Deniz Ticaret Odası’nın 2003-2013 yılları arasındaki faaliyetleri ve 2023 vizyonu kamuoyuna açıklandı. DTO Yönetim Kurulu Başkanı Metin Kalkavan ve DTO Meclis Başkanı Cengiz Kaptanoğlu’nun ev sahipliğinde Lütfü Kırdar’da bugün gerçekleştirilen toplantıya denizcilik sektörünün çeşitli kesimlerinden 2 binin üzerinde kişi katıldı.
Toplantının açılışında mevcut DTO yönetiminin 10 yıllık dönemde gerçekleştirdiği faaliyetlerin anlatıldığı bir slayt gösterisi yapıldı. Slayt sunumda, DTO’da 30 yıldan bu yana görev yapan ilk başkan Ziya Kalkavan olmak üzere tüm başkanlar anıldı. Slayt sunumunda, “Siz istedikçe uzak görünen hayaller yakınlaşır, yakınlaşır” anlayışıyla 2003 yılında göreve gelen Metin Kalkavan ve ekibinin geçen 10 yıllık sürede uzak görünen birçok hayali gerçekleştirdiği belirtilerek, mevcut yönetimin yeni hedefleri gerçekleştirmek ve yeni adımları atmak için hazır olduğu vurgulandı.

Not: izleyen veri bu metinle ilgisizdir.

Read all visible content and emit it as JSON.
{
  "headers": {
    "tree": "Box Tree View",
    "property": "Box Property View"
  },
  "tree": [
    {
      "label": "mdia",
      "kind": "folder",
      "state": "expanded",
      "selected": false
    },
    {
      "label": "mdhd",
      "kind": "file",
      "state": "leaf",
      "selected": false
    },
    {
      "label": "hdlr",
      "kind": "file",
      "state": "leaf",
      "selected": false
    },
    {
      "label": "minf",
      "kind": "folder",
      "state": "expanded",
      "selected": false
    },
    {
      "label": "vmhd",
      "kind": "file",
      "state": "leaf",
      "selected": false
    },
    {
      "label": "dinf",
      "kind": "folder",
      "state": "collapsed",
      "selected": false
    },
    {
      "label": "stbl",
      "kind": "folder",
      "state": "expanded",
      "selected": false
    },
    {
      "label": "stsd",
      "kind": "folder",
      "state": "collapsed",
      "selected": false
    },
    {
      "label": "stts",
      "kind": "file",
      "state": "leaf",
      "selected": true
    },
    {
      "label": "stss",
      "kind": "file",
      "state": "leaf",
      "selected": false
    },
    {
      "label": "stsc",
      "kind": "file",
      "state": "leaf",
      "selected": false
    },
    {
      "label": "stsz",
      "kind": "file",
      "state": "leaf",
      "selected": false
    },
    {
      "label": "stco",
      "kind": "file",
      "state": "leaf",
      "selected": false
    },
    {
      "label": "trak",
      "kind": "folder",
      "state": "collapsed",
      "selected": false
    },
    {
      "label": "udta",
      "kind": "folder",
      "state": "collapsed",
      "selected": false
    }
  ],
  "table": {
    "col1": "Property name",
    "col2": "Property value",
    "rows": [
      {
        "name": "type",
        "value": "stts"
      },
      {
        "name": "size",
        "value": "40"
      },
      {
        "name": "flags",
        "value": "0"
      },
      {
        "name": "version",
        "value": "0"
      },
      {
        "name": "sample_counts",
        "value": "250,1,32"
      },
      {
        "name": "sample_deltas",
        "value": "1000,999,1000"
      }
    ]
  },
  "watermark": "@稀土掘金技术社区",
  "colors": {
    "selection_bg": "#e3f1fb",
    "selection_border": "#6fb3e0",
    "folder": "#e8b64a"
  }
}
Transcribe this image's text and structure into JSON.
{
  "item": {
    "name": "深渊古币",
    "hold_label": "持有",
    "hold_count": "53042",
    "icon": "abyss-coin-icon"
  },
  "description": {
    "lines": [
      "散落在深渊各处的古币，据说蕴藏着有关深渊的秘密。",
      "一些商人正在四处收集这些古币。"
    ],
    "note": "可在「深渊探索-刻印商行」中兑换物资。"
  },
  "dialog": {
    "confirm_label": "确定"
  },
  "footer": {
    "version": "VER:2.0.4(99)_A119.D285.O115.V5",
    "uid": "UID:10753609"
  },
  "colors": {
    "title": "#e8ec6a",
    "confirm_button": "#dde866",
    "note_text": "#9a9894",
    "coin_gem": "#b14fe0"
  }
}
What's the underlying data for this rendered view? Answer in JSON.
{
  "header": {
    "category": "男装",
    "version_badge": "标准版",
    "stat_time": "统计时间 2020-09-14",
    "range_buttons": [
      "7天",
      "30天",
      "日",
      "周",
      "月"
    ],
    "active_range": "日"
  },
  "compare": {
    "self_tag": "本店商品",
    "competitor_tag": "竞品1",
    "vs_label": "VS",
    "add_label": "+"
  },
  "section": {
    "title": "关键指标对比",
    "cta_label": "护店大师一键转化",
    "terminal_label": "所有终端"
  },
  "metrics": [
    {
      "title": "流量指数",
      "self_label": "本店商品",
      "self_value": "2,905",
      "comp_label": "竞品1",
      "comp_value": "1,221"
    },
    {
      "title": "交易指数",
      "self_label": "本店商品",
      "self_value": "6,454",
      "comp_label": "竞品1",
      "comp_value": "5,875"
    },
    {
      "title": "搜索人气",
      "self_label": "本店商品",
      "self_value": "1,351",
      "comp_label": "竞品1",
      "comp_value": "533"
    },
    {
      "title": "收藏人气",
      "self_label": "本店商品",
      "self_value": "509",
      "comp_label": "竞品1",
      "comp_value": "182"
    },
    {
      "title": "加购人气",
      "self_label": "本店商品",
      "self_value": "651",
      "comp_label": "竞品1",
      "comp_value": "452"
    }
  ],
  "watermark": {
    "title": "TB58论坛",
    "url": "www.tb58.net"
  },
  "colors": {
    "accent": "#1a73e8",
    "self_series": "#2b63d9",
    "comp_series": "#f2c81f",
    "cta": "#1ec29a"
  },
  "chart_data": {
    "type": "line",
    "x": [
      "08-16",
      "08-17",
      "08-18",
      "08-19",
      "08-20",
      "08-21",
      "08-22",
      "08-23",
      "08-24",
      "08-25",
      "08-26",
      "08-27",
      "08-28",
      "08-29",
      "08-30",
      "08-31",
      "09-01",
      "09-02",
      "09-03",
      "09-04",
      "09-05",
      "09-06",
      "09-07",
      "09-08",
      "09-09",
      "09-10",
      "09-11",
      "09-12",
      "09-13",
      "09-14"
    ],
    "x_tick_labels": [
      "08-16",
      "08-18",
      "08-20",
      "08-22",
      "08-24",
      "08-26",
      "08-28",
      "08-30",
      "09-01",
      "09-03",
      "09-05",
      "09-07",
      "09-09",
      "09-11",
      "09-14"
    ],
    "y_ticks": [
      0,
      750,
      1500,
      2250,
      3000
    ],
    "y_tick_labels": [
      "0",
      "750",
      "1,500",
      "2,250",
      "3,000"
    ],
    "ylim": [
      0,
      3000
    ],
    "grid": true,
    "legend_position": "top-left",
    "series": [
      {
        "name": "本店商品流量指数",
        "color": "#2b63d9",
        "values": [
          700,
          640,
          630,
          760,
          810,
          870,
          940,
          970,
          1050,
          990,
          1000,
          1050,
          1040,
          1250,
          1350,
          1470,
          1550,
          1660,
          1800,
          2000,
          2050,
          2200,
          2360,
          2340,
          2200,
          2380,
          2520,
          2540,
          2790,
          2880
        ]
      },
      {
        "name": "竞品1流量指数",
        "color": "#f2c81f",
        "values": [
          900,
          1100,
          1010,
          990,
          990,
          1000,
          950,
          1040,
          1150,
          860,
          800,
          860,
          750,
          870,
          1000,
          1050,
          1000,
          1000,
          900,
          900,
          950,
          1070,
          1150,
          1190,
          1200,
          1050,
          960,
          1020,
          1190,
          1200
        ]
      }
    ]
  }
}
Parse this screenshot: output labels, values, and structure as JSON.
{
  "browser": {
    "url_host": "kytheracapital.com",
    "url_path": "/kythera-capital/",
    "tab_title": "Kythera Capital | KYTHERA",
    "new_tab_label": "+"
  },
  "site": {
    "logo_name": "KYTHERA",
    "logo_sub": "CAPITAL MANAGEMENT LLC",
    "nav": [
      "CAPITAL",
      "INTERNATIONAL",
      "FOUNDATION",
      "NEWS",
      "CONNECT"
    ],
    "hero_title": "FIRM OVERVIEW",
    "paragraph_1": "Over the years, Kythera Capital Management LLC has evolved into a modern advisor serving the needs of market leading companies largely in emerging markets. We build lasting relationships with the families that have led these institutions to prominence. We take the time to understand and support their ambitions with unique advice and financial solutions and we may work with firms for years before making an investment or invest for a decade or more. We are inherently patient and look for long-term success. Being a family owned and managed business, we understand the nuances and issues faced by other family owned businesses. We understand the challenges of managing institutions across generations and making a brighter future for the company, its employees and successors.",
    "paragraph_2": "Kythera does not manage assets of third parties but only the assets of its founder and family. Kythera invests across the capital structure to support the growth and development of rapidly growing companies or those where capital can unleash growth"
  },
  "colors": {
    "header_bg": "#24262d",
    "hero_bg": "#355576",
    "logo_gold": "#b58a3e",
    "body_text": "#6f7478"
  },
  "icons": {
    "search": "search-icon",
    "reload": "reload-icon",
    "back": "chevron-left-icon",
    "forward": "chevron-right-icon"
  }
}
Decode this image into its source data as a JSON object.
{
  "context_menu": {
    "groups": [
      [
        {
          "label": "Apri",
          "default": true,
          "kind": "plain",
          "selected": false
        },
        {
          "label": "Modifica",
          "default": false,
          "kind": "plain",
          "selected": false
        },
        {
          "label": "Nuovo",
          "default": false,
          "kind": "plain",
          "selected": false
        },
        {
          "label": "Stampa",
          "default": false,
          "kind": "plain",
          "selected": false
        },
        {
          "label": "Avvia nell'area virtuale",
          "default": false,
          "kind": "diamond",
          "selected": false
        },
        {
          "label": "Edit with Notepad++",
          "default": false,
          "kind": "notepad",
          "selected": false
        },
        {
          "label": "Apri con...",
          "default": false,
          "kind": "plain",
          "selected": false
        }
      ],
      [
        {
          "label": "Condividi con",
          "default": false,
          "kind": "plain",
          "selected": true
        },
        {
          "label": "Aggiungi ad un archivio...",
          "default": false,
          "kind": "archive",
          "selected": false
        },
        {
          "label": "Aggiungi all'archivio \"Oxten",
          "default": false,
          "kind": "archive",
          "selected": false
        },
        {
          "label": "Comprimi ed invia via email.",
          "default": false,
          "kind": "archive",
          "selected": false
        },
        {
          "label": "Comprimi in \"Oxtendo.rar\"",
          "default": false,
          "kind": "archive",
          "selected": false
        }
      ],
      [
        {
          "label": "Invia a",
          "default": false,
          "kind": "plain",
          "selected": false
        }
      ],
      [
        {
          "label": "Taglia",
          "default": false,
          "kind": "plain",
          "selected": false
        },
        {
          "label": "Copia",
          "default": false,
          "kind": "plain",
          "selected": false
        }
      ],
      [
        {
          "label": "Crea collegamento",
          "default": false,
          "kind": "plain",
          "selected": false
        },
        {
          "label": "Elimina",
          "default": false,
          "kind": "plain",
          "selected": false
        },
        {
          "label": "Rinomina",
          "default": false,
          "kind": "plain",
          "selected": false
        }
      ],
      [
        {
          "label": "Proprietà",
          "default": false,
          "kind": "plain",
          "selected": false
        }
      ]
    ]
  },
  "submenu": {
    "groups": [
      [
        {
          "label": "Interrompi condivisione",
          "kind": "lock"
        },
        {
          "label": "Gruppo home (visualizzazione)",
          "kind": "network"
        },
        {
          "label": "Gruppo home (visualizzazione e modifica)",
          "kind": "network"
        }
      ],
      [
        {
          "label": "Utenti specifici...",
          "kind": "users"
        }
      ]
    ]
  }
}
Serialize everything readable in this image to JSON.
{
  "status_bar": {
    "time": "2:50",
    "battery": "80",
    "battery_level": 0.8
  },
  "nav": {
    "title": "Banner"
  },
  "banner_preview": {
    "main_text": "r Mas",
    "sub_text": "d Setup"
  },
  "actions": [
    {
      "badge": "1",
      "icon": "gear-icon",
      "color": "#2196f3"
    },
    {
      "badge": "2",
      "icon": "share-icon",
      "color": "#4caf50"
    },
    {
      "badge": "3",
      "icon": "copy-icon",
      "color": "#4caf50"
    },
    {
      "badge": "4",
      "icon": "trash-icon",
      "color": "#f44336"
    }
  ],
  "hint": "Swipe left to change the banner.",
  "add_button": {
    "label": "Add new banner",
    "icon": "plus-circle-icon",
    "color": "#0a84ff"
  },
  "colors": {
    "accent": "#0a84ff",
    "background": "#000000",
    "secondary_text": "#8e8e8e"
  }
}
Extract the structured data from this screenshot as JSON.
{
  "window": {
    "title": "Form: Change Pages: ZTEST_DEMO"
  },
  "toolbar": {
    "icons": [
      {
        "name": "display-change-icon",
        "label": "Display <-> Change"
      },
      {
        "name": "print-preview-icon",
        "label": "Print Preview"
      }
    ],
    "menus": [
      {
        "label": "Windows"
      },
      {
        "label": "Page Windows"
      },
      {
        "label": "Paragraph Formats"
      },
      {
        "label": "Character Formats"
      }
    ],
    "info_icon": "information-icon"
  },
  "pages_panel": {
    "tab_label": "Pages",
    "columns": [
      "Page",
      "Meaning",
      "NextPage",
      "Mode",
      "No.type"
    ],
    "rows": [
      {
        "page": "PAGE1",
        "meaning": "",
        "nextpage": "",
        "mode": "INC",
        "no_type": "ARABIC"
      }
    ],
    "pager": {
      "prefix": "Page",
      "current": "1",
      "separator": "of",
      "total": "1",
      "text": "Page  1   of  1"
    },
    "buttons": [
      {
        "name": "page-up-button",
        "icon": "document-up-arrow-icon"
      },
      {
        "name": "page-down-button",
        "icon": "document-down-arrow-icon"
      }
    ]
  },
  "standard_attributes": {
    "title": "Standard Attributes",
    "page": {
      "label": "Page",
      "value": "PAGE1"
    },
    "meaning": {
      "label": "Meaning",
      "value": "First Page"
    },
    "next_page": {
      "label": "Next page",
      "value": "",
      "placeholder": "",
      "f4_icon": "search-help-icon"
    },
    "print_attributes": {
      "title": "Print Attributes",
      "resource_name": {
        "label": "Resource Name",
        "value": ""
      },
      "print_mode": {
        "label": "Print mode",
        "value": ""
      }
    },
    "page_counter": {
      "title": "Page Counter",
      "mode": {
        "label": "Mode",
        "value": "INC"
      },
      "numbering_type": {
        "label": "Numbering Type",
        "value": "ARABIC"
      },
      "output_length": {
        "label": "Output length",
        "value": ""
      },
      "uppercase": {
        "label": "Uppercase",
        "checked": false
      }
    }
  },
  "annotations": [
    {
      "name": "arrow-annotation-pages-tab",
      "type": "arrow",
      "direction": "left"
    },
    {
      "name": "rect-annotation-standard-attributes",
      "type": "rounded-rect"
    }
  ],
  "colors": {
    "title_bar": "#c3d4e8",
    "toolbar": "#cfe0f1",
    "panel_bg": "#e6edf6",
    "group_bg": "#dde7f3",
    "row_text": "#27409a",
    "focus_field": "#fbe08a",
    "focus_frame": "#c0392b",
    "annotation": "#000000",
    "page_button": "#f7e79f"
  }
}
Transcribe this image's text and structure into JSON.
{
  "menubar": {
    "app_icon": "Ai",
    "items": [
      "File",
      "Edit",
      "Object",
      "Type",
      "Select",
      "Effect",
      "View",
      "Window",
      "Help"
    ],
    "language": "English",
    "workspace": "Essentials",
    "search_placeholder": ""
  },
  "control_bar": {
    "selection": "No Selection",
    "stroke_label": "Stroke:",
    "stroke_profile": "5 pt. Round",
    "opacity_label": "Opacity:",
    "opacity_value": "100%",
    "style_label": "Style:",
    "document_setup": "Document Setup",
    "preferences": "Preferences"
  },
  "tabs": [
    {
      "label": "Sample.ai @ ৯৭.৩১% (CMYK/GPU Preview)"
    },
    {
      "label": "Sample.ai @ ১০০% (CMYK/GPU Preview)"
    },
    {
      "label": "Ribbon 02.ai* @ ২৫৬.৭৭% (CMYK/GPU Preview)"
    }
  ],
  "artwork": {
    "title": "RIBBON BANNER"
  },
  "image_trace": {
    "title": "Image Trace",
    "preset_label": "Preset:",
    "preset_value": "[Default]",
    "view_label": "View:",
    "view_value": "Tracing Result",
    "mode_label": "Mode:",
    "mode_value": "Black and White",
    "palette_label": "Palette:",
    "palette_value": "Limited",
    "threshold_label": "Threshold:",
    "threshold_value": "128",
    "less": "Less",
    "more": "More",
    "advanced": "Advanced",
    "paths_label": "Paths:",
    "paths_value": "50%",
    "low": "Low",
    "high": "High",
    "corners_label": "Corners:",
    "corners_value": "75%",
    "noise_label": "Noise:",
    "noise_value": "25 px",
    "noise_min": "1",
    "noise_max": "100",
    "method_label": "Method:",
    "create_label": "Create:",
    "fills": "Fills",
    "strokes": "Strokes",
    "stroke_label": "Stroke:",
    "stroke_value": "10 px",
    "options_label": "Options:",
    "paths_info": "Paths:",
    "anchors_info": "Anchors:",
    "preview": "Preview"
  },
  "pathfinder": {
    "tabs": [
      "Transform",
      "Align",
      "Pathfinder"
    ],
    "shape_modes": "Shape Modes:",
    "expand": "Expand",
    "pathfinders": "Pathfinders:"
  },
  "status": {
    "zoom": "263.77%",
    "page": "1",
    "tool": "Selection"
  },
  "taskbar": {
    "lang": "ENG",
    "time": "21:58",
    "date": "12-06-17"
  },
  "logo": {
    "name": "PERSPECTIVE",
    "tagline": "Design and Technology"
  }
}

Toplantıda daha sonra şehitlerimiz için 1 dakikalık saygı duruşu yapıldı. Ardından İstiklal Marşı okundu. İstiklal Marşı’na salondaki katılımcılar da eşlik etti. Daha sonra kürsüye DTO’nun 10 yıllık icraatları ve 2023 vizyonunu anlatmak üzere DTO Yönetim Kurulu Başkanı Metin Kalkavan çıktı. Konuşmasına “Benim büyük ailem. Hoş geldiniz” sözleriyle başlayan DTO Başkanı Metin Kalkavan, 10 yıllık faaliyetleri hakkında şu bilgileri verdi.
“ Ulu Önder Atamızın bize bıraktığı denizciliği milli ülkümüz olarak düşünecek ve ondan hiç vazgeçmeyecek şiarıyla yolumuza devam ediyoruz. Biz 2002’de bayrağı devraldık. Bizden önce çok yapılanlar vardı. Bu oda iki tane küçük odadan doğdu. O günlerde tırnaklarıyla uğraşılarak 2002’lere geldik. Sayın Cengiz Kaptanoğlu’nun deyimiyle Rumelili olarak geldik. Cengiz Bey’in kendisi Anadolulu, beni Rumelili görüyor.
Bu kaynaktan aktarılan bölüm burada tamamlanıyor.